Lisa Hibner is an SSA Administrative Law Judge at the South Jersey Hearing Office. Over her 4 years on the bench, she has maintained a 53% approval rate across 7,274 lifetime decisions. This rate is 5 percentage points below the national average of 58%. Because case assignment is random, understanding these trends is helpful for your preparation. Aggregate rates describe past decisions, not predictions for your individual hearing. An attorney can help you prepare for this judge's specific bench.
This page presents publicly available SSA Office of Hearings Operations disposition data, with no editorial rating or evaluation. ALJs are independent decisionmakers; aggregate statistics describe past patterns, not predictions of how any individual case will be decided. Information here is provided for hearing preparation, not as legal advice.
Approval rates
Judge Hibner maintains a lifetime approval rate of 53% based on 7,274 lifetime decisions. Compared to the latest reporting period, her approval rate sits 17 percentage points below the South Jersey Hearing Office average and 5 points below the national average. These figures provide a statistical baseline for understanding the environment of your upcoming hearing.
Office- and national-level breakdowns of fully favorable vs denial rates aren't currently published by SSA in the per-office disposition data.
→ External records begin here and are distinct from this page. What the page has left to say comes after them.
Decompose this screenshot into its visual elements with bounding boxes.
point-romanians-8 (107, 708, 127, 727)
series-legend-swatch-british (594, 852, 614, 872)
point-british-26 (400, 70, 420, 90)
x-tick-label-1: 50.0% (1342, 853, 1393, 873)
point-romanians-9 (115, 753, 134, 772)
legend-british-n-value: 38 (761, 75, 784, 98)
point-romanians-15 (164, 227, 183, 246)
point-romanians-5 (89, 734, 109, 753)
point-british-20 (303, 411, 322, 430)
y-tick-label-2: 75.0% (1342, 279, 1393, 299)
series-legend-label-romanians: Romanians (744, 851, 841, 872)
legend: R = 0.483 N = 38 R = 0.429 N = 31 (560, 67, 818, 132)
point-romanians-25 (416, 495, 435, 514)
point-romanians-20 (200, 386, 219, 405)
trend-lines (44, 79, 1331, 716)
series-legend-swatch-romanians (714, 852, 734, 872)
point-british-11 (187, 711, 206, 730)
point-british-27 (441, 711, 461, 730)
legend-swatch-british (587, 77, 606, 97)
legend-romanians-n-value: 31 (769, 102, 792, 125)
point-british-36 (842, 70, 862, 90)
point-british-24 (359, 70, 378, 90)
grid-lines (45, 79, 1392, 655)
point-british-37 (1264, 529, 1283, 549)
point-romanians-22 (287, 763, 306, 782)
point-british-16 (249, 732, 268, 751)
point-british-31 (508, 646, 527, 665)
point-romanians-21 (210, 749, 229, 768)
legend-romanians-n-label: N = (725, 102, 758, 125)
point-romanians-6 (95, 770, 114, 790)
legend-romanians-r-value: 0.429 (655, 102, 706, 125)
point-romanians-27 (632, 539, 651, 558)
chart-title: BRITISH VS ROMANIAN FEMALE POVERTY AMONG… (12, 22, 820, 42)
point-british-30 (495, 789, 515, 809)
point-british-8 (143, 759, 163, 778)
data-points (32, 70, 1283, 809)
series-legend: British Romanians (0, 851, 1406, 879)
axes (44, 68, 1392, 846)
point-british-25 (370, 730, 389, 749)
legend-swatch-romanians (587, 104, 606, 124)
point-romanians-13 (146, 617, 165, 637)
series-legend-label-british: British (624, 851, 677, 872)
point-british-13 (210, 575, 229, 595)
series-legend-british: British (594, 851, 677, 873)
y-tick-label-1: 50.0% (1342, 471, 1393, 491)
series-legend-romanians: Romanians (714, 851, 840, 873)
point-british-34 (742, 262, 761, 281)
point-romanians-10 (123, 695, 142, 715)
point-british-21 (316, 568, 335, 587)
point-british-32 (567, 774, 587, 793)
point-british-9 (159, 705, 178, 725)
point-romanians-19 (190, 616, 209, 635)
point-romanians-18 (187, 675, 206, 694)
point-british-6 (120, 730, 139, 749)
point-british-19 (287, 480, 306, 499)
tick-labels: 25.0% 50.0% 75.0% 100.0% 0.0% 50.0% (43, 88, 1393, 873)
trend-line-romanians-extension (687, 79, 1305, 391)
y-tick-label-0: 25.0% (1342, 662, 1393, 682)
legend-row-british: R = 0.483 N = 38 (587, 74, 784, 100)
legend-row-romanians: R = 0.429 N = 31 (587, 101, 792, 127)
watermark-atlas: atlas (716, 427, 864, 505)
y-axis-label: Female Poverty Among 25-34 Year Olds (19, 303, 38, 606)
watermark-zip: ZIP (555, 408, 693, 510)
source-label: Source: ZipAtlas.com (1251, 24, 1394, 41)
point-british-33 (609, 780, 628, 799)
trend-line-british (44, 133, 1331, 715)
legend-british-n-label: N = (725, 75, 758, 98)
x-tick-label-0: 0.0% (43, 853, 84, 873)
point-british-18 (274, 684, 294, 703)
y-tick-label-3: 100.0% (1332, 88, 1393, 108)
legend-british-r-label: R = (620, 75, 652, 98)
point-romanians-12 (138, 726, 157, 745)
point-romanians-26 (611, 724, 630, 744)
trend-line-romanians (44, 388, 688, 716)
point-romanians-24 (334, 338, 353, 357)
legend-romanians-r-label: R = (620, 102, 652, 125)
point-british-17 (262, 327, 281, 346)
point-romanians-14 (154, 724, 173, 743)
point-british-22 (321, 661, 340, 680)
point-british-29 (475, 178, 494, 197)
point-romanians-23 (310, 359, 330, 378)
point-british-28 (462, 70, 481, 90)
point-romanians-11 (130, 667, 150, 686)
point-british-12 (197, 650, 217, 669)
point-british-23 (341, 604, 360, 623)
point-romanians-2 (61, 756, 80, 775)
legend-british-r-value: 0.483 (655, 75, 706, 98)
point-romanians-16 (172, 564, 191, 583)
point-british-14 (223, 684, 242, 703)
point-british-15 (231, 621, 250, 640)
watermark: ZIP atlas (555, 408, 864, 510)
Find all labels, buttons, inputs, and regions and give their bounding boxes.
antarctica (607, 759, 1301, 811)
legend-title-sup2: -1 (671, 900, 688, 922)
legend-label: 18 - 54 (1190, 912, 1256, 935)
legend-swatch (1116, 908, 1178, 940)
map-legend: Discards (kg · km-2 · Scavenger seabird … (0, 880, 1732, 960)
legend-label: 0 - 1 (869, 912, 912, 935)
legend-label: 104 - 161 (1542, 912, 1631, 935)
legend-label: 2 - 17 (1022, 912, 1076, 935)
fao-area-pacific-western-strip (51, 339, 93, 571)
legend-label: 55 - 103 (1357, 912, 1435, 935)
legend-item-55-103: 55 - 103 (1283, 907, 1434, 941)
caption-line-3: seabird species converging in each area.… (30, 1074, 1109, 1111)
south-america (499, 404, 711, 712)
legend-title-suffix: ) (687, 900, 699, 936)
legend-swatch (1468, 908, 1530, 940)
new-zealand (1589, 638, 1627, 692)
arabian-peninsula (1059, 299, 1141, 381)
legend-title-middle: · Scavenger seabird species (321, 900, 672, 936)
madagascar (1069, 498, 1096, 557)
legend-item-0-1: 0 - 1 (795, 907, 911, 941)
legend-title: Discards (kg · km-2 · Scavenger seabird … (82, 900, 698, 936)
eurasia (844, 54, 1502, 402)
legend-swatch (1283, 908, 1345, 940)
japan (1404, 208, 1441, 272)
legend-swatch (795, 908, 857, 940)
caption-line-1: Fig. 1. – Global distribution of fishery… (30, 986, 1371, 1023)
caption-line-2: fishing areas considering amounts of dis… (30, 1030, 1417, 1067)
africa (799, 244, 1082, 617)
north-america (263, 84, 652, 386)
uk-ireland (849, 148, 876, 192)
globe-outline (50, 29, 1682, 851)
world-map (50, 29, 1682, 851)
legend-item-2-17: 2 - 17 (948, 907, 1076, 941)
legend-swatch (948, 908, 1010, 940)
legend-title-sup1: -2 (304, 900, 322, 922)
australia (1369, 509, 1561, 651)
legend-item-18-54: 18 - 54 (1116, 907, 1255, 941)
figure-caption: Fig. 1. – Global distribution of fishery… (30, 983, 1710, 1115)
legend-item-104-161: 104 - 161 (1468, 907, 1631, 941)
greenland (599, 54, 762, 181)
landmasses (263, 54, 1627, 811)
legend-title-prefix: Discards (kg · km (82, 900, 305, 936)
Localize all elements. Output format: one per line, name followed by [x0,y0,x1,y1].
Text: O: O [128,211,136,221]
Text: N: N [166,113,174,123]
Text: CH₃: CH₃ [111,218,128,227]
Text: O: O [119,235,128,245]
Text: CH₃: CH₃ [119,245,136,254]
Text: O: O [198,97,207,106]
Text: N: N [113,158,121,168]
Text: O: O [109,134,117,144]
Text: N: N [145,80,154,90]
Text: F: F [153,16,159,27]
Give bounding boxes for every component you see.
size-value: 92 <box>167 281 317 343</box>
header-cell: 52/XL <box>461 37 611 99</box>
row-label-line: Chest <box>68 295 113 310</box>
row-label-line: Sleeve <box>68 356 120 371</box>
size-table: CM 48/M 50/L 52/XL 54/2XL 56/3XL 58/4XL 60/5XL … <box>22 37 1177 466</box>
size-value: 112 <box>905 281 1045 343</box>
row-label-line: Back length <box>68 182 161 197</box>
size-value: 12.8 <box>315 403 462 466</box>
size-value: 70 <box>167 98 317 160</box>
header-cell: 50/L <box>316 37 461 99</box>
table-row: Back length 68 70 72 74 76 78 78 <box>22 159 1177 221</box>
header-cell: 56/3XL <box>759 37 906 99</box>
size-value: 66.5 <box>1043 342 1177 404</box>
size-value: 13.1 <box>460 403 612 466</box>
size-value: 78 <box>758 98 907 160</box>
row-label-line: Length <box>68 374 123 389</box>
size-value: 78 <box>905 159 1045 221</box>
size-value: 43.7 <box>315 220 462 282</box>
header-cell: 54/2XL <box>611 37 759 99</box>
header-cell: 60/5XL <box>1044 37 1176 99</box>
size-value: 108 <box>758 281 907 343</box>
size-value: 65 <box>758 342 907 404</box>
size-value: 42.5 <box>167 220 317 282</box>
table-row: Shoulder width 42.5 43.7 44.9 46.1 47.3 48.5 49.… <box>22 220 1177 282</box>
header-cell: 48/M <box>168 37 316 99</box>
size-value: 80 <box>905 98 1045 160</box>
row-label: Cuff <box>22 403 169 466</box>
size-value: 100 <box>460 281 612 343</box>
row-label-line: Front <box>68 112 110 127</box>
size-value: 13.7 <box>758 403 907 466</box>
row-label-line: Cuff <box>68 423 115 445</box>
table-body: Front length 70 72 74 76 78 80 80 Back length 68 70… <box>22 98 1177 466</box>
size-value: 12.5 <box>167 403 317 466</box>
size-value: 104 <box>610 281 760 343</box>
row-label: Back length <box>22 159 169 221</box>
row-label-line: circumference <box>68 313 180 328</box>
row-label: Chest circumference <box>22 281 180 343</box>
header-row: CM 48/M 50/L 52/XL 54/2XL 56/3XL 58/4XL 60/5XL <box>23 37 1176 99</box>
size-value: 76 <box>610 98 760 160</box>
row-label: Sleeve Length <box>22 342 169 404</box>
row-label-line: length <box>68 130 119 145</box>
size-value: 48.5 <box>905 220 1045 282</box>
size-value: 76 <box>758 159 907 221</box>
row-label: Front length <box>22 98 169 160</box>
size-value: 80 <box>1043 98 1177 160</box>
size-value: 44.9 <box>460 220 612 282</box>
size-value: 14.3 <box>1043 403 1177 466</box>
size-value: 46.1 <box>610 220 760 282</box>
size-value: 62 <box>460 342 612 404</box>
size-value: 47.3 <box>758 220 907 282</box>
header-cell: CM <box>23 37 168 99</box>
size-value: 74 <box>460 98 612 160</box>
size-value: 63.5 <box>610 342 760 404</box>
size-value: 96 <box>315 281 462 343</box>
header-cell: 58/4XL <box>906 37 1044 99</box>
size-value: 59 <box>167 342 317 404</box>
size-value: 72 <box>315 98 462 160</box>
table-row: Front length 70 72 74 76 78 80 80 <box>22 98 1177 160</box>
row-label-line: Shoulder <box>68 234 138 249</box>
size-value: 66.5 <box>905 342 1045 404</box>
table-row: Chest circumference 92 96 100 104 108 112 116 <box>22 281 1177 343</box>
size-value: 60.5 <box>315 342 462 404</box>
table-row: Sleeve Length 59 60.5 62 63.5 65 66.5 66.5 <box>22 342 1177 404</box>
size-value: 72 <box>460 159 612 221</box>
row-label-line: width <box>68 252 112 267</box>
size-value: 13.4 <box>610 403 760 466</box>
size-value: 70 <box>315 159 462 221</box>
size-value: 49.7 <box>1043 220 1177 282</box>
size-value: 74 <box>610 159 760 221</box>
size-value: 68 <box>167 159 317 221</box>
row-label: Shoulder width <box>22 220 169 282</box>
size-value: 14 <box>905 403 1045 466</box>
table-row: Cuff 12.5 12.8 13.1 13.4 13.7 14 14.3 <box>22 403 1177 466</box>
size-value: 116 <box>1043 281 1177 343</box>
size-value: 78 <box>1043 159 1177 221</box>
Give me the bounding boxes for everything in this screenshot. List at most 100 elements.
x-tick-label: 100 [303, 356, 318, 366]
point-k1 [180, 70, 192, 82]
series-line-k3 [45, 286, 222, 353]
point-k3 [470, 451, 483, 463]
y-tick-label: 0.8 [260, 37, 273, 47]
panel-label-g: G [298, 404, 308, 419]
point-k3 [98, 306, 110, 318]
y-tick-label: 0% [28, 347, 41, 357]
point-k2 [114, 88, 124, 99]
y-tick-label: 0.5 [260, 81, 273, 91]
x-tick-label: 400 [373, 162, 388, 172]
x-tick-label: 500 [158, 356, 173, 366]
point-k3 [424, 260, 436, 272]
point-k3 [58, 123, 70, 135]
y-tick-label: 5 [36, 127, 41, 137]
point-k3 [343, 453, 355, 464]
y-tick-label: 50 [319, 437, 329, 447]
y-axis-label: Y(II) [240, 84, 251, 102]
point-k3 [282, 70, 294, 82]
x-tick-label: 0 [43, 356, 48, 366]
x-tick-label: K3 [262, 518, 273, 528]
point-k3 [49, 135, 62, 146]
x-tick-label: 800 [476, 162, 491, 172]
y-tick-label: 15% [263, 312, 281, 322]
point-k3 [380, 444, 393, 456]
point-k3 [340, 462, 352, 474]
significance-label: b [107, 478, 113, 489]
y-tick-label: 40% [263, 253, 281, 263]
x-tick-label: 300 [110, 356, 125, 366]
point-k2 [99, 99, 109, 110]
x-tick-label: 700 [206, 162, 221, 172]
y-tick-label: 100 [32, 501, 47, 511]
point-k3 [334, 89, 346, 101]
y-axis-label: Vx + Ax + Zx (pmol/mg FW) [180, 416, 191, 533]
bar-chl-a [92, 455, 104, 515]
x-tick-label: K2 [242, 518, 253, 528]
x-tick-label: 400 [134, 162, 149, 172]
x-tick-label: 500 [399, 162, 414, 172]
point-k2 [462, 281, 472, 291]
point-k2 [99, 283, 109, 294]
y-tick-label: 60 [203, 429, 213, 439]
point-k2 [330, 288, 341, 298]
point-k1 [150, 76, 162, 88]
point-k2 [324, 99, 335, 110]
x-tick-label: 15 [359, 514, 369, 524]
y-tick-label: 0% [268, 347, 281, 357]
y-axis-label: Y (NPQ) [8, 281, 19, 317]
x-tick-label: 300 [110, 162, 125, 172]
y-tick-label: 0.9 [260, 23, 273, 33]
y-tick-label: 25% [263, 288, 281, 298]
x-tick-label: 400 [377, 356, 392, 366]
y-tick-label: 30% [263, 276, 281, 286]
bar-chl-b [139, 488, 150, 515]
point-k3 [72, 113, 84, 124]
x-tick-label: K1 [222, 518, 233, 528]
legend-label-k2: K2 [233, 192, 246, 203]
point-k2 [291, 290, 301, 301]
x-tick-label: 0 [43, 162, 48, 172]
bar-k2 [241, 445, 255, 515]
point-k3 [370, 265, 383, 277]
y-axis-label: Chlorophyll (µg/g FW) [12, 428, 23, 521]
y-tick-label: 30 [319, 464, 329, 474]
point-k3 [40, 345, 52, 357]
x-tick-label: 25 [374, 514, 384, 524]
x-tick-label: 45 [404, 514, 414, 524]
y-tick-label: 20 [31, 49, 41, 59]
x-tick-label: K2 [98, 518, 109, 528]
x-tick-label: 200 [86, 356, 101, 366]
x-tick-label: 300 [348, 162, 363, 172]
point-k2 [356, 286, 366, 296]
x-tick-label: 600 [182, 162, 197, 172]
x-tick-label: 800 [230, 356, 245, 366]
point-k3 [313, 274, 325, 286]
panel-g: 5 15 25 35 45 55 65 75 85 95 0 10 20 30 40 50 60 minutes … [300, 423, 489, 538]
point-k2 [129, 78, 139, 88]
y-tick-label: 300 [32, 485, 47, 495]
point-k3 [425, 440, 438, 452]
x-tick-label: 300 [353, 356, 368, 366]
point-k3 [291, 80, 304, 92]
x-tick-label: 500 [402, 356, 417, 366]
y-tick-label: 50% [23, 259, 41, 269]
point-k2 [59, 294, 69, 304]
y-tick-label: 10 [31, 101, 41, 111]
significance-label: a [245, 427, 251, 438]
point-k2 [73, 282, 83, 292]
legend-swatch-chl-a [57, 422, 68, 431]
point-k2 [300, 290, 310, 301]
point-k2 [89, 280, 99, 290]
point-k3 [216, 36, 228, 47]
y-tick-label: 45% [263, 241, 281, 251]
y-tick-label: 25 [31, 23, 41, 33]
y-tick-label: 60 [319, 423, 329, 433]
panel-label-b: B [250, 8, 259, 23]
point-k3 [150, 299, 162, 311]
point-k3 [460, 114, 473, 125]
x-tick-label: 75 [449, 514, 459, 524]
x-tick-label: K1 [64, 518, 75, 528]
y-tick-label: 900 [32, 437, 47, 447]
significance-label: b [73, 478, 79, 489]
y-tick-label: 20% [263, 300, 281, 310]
The judge's own breakdown is the detail we have today.
Approval rate over time
Year-over-year approval rate across Judge Hibner's docket. Annual rates fluctuate with the mix of cases SSA assigns; the longer-run pattern is more informative than any single year.
Decision pattern
Over her 4 years on the bench, Judge Hibner has presided over 7,274 lifetime decisions. Her yearly trend shows an approval rate of 70% in 2016, 57% in 2017, 50% in 2018, and 53% in 2019. This pattern reflects a stabilization in her approach to case evaluation over the course of her tenure.
Preparing for an SSDI hearing
The guidance below applies to any SSDI hearing, not specifically to Judge Hibner's bench. Judge-specific preparation guidance requires a corpus of public Appeals Council decisions involving each judge, which we haven't built yet.
- Bring a clean treating-physician record. Longitudinal primary-care or specialist notes spanning the disability period, with consistent symptom documentation, are typically the strongest evidence at hearing. A single month's records usually aren't enough.
- Don't rely on consultative exams alone. If your medical evidence is built primarily around a one-time CE finding, expect detailed questioning. Supplement with treating-source statements where possible.
- Prepare for daily-activity questions. Have honest, specific answers about a typical day. Answers that conflict with the medical record (in either direction) tend to hurt credibility.
- Expect transferable-skills probing. A vocational expert will usually testify about jobs available to someone with your limitations. Your representative should be prepared to cross-examine.
Hearing with Judge Hibner? Free, confidential — see if you qualify for SSDI.
Free Benefits ReviewAbout the South Jersey hearing office
The South Jersey Hearing Office serves you and other claimants across the region, managing a high volume of disability cases with a bench of 6 judges. The office currently maintains an approval rate of 70%, which is higher than both the state and national averages. You should be prepared for a thorough review of your medical records and vocational history. You can see the South Jersey Hearing Office page for the full ALJ roster.
Other judges at this hearing office
The Social Security Administration uses a workload-balancing algorithm to assign cases, meaning your assignment to a specific judge is essentially random. At the South Jersey Hearing Office, the bench consists of 6 judges with lifetime approval rates ranging from 49% to 76%. Because you cannot choose your judge, focus on the strength of your medical documentation.